Pocas palabras se usan tanto, dicen tan poco y, aún así, son centrales al pensar hoy la vida social. Acabemos con la corrupción claman Carrió, los “indignados” europeos o las voces del FMI. De significado incierto, se lo asocia con la coima, pero es mucho más. Abarca desde un tipo de delito puntual a una práctica social generalizada. Desde la mácula regia de los funcionarios del Estado a lo que la opinión pública defina que sea. Además, se insiste en que siempre la hubo, hay y habrá; y en toda sociedad. Verdades que la historia avala pero no nos eximen de pensarla hoy.
Pues hoy la corrupción no es un tumor de un capitalismo anómalo al que se llama neoliberalismo, sino que está en el eje de la dinámica capitalista en todas sus formas por diversas que sean.

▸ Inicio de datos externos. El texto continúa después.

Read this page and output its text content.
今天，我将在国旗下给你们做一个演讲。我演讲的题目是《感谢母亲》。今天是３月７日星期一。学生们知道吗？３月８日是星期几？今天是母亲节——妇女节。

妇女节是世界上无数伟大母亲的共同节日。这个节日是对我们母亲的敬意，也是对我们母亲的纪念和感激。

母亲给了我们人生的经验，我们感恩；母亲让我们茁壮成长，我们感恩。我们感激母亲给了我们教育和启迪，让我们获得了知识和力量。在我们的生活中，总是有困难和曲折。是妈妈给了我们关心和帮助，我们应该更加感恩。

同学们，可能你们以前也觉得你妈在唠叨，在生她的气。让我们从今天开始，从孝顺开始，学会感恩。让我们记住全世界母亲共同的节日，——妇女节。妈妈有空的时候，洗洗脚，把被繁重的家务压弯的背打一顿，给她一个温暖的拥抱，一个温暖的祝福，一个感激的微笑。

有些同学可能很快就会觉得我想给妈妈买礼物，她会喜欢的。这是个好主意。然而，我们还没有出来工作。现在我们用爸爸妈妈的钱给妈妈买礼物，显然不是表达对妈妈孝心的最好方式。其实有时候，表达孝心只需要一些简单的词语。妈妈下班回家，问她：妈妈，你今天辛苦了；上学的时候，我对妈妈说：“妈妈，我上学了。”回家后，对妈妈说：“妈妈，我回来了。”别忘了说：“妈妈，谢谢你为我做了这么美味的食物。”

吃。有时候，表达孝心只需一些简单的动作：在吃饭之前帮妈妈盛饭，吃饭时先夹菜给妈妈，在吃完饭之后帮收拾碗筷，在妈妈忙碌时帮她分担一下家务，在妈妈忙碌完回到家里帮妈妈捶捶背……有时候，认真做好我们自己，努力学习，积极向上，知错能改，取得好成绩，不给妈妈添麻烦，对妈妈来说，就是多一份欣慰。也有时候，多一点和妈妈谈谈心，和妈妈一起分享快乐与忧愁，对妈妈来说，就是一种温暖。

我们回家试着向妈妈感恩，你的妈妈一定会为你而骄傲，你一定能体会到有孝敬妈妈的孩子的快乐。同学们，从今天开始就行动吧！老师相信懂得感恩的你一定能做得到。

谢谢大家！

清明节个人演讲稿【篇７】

Por ello las críticas que desde voces del poder se le hacen a diario resultan sospechosas. Permiten suponer que no hay un malestar hijo de una ética del bien social en muchos de los que claman contra ella sino la presión del capital concentrado para no perder dinero que podría quedar en sus arcas. Sus exponentes académicos lo confirman. Shang Jin Wei, especialista del FMI sobre el tema es claro:
“el grado de incertidumbre inducido por la corrupción varía según cómo los funcionarios que piden comisiones están organizados”. Entonces “un funcionario en una posición monopolista en cuanto a maximizar la renta podría diseñar un plan de sobornos razonablemente transparente [¡sobornos razonablemente transparentes! ¡Vaya con el oxímoron!], con una seguridad aceptable en los resultados. Estaría claro a quién y cuánto habría que pagar y qué se debería esperar una vez efectuado el pago. […] [Pero esto no suele ocurrir. Proliferan burócratas diferentes con demandas de sobornos propias].[1] Así se pierde la “seguridad jurídica” del soborno previsible y reinan “la incertidumbre y la arbitrariedad”. Soborno con un funcionario, adelante, pero habiendo muchos, nadie garantiza la seguridad de la transacción. Esta es la matriz de muchas proclamas “éticas”. A ella remite la exigida “seguridad jurídica”. Aceptan una mesa entre monopolistas (del poder económico y del político, sin “advenedizos”) aunque su meta sea no compartir la ganancia con nadie. Para ello, invocan la inviable en tiempos de monopolio, ley de la oferta y la demanda, y recitan que esos fondos, bien usados, traerían enormes beneficios sociales. Enunciado teóricamente cierto que la realidad niega a diario: si el PBI sube, allí están ellos reclamando la parte que dicen les toca como deuda externa, subvenciones, eximiciones impositivas o ventajas legislativamente avaladas. Son los primeros en oponerse a la redistribución, y los beneficios nunca llegan. Es que hacer que la corrupción sea pensada por fuera de la lógica de los intereses de sus grandes beneficiarios como un tema moral es un éxito ideológico más de los que el capitalismo ha impuesto en la subjetividad de las grandes masas, devenidas “opinión pública”. Recordemos las coimas por la ley de De la Rúa: jaquea a varios funcionarios pero jamás rozó al lobby económico que impuso las coimas: ¿Para quienes trabajaron los coimeros? Esa es la pregunta que se elude.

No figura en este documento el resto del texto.